The photos, the main distinguishing feature of the book, are superb. But even here one can carp a bit. For identification, the photos could do with a size scale (such as a loonie or quarter): when one reads that most were taken with a high-end macro lens, one realizes that many of those crabs and worms could be quite small (e.g., that pink tube worm on page 159 is only eight centimetres long). The authors also congratulate themselves on not using any digital photography aids, but that may be why many of the photographs seem very flat, with the result that crucial animal bits like legs, spines, and feelers disappear into the background. The processing of visual information in our human brain is very sophisticated, and we do not perceive real animals as being flat, even when the camera sees them that way.
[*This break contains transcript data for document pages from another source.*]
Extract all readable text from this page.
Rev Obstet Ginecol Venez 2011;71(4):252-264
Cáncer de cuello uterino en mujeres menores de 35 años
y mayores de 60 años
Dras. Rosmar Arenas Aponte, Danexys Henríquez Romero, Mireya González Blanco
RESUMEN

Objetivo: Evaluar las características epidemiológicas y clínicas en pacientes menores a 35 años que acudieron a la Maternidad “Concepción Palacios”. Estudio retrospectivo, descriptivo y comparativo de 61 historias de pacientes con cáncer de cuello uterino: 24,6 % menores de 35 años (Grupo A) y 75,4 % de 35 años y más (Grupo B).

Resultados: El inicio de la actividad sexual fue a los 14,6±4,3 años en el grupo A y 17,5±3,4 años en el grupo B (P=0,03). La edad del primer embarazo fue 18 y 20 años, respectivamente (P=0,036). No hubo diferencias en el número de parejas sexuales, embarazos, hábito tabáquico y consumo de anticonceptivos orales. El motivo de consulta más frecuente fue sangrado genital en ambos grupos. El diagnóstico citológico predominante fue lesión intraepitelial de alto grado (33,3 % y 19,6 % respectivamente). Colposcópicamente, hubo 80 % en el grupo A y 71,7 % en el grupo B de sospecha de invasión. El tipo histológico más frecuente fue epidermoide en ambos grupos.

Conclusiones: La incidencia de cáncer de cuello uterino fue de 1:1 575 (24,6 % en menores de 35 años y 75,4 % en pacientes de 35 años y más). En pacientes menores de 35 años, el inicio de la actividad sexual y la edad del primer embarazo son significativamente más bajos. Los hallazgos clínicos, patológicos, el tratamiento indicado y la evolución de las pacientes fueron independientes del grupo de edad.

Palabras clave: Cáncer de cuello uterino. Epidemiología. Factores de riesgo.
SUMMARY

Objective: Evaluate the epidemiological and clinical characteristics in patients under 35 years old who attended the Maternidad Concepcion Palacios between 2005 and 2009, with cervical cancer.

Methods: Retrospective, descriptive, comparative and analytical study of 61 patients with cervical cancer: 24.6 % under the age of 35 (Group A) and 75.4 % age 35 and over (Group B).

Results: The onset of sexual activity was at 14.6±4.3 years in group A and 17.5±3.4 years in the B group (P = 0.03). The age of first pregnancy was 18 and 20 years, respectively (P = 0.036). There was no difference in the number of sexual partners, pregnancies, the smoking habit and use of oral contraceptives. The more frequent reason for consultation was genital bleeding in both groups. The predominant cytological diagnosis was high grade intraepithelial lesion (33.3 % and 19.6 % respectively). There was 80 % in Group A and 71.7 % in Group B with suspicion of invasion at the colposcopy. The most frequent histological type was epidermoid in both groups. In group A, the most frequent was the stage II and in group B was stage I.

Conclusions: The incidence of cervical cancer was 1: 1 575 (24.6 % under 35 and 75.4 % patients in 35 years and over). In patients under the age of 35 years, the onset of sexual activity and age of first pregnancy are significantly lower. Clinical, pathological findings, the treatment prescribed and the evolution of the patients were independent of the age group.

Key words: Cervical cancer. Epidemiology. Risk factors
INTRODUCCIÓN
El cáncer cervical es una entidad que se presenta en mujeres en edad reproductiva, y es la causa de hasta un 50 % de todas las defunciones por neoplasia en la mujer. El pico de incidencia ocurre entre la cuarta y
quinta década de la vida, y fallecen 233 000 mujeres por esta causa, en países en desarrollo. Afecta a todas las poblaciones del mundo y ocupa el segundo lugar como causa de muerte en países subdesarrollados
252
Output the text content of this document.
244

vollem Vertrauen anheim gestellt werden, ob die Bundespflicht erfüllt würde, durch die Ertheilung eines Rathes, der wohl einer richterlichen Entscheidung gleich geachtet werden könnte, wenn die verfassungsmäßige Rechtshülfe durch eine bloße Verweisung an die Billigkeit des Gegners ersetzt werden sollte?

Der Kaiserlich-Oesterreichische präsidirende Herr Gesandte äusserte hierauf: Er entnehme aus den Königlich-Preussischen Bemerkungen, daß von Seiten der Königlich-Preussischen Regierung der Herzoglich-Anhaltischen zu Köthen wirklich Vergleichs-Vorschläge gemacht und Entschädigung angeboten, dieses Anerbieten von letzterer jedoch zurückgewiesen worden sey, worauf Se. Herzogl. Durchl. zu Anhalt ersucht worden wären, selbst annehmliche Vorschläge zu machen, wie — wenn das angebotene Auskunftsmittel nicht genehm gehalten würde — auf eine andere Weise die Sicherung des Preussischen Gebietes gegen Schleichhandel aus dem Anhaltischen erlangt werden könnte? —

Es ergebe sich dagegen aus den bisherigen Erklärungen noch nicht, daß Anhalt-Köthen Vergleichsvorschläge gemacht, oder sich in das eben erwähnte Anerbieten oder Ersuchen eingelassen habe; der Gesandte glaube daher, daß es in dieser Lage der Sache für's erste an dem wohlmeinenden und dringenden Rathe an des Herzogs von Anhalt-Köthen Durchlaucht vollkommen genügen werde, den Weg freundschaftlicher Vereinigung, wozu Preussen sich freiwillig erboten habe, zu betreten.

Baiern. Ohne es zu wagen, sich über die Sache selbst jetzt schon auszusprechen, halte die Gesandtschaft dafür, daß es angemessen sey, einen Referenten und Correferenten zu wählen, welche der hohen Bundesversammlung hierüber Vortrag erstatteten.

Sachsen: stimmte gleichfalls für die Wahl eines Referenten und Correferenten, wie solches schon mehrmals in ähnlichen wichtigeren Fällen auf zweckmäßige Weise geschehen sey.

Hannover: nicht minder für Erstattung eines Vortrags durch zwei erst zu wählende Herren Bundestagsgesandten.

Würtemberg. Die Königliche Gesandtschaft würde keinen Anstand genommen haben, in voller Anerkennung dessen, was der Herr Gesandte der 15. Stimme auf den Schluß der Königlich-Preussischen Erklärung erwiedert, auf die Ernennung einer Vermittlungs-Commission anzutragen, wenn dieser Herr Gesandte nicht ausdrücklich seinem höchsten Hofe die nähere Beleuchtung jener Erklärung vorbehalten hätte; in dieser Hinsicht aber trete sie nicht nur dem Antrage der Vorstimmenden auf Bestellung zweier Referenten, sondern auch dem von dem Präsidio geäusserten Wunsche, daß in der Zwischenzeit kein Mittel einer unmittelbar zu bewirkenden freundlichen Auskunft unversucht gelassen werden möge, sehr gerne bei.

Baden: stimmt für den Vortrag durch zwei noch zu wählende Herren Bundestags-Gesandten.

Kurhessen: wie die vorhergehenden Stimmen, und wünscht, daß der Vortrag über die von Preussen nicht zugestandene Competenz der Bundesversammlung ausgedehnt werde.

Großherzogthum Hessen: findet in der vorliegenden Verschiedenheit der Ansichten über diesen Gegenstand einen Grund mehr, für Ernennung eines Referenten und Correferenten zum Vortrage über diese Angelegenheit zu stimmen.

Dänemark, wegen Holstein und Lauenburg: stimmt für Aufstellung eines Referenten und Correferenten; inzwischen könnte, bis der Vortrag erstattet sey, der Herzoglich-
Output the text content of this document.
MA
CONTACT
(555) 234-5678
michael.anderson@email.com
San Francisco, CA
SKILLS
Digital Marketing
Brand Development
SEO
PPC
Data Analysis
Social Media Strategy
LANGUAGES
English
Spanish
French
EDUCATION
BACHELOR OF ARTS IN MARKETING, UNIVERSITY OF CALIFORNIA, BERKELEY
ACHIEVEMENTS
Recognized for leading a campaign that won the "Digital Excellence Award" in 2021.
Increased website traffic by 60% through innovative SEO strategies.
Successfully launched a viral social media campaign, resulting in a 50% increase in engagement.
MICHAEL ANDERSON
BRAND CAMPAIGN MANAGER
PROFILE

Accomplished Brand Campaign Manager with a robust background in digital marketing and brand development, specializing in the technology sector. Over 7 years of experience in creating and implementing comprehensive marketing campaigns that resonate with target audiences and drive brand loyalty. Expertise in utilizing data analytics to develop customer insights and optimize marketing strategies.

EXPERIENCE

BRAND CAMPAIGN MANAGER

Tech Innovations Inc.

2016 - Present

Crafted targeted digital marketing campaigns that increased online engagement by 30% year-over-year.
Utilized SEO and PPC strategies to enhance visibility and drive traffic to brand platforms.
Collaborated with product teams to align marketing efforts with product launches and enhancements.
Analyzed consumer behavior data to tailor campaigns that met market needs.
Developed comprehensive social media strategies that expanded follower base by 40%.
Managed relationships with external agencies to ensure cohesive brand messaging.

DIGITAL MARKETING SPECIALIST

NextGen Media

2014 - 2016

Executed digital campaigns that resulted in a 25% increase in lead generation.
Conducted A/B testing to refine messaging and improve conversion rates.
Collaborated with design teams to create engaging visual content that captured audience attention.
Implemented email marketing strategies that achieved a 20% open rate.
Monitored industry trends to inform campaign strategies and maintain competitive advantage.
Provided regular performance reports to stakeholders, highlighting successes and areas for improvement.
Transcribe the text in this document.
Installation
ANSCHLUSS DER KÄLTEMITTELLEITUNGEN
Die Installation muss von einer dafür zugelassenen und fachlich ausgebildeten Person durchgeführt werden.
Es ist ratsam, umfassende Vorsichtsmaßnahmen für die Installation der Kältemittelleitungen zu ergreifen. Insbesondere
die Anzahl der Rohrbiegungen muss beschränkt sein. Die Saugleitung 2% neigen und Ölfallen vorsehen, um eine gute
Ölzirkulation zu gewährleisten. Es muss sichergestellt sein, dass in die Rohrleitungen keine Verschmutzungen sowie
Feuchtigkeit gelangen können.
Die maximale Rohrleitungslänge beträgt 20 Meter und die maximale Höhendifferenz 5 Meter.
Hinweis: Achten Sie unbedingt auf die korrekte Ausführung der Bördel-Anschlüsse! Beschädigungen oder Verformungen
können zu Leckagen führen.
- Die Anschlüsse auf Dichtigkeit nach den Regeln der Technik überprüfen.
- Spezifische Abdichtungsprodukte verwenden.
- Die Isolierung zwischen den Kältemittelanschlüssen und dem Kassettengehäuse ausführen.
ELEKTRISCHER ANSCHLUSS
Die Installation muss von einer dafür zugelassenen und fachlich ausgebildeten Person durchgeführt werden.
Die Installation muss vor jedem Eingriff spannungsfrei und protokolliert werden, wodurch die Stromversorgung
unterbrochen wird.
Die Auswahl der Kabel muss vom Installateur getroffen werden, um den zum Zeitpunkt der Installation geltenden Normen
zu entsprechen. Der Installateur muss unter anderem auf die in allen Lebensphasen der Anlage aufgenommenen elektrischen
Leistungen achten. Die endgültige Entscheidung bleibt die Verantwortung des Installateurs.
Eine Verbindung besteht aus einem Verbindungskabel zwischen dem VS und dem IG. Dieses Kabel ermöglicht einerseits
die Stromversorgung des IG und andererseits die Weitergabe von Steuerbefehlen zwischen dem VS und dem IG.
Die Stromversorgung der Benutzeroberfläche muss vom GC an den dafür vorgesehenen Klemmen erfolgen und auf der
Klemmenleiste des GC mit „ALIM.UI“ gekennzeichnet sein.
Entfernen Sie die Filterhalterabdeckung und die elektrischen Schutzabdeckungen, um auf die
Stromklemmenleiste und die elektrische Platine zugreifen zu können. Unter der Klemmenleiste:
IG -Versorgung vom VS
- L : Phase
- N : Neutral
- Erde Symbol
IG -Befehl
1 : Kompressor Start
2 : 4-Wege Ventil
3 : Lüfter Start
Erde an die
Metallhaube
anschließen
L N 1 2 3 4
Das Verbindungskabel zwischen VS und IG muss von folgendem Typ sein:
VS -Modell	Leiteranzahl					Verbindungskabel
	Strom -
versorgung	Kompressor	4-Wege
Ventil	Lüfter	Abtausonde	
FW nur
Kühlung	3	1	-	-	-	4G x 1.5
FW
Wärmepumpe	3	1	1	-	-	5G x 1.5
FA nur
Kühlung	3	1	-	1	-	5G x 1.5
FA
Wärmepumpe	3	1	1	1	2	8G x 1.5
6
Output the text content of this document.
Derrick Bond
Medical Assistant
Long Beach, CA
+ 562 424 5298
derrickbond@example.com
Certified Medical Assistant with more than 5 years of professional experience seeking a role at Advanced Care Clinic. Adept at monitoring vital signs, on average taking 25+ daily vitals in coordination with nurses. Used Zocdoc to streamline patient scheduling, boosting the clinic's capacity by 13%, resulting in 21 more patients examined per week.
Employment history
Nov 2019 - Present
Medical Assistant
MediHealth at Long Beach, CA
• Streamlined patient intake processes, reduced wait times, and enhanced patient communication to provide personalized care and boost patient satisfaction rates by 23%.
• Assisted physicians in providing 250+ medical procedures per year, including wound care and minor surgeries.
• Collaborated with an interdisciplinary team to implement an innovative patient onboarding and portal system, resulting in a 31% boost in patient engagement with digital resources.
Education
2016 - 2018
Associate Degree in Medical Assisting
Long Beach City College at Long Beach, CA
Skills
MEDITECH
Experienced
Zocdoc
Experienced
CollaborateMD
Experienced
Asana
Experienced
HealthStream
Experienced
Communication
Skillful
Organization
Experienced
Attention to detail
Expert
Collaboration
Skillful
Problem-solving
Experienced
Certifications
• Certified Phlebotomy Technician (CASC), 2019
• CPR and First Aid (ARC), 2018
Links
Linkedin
Some digital image processing techniques can bring out features that facilitate our visual recognition, and they could have been employed judiciously to the reader’s advantage.

In summary, this lovely, big, colourful, and information-packed book will doubtless attract many purchasers. I am sure it will find a home on the shelves of many professional and amateur naturalists in British Columbia, but I wonder how often this flawed encyclopaedia will actually get taken off the shelf after its purchase. There is a super field guide in here crying to be let out. Marine Life of the Pacific Northwest would have been much improved with stronger editorial assistance, perhaps from a mainstream international pub lisher that has experience with producing field guides.